In reply to Timmd:
No the marks were still good. The point is that in humanities you have to be highly precise with your citations as 98% of their output is what philosopher A might have meant when he criticized the comments of B on a proposal made by C (to caricaturize the field).
IMO, the ONLY relevant contribution woud be to provide a better version of the proposal made by C, or an entirely new proposal on a different topic! Everything else is something between irrelevant dross and self referential wank.
As I said elsewhere, there is good work done in the humanities, in a wide field from musicology to history and sociology (just to name the first three subjects that come to my mind where I could name concrete examples of excellent work).
However, in particular in philosophy and many of the new "postmodern" subjects the entire method descends into wordplay, with the obsession over citation styles as a highly revealing side effect.
This is also why we have the "plagiarism crisis" concerning the doctoral theses of many prominent German politicians: They do some shallow thesis just for the title, and then get caught out by plagiarism hunters for not correctly citing stuff. This would not be an issue if their theses contained some actual effing original thoughts! It is characteristic that not a single such thesis was from the natural sciences!

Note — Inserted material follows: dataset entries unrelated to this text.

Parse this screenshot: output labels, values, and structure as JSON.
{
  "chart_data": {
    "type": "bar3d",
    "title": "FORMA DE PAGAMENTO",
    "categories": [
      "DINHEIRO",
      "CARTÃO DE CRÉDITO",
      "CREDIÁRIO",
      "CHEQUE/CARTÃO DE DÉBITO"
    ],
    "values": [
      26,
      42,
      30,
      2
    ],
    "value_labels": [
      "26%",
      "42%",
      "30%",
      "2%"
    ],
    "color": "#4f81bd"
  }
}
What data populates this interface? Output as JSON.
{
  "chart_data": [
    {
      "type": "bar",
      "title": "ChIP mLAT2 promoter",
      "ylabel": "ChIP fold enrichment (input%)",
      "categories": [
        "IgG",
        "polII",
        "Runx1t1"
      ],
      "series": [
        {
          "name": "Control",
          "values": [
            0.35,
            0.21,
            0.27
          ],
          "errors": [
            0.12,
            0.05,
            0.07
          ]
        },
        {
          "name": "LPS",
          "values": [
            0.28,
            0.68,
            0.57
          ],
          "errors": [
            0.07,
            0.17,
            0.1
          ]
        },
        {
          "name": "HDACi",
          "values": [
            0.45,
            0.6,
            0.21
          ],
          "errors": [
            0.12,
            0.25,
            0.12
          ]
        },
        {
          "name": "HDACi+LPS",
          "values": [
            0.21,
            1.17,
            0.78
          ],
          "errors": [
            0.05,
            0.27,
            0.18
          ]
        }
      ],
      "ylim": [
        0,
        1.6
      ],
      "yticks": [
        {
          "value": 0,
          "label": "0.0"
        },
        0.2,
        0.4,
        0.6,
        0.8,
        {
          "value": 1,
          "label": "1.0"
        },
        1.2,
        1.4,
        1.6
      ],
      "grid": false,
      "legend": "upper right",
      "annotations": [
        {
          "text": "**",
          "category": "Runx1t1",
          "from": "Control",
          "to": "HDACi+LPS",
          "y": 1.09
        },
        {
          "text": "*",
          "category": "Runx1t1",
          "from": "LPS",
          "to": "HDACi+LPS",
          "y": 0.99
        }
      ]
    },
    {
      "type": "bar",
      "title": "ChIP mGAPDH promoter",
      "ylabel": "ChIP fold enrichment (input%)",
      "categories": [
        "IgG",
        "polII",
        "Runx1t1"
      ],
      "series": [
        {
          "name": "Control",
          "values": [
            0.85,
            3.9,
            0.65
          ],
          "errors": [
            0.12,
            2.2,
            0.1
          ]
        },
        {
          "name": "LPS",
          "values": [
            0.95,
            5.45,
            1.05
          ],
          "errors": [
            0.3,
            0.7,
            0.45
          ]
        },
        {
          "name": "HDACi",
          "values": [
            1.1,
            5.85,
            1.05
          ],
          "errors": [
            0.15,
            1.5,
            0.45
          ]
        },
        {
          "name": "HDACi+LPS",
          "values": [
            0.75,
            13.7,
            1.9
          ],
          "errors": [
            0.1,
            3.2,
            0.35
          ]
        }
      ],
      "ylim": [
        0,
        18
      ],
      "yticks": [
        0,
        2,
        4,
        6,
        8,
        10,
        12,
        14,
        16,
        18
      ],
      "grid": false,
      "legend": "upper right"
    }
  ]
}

Also, if I ran my own papers through a plagiarism detector (which our university recommends for correcting coursework) I would certainly get caught out for autoplagiarism. I don't give a shit, though: There simply are not that many different ways of describing the stem cell system I work with concisely and correctly, so of course I will reuse almost identical sentences in the introduction of each paper. The difference is that the actual work that follows is completely new and does not consist of regurgating other people's observations.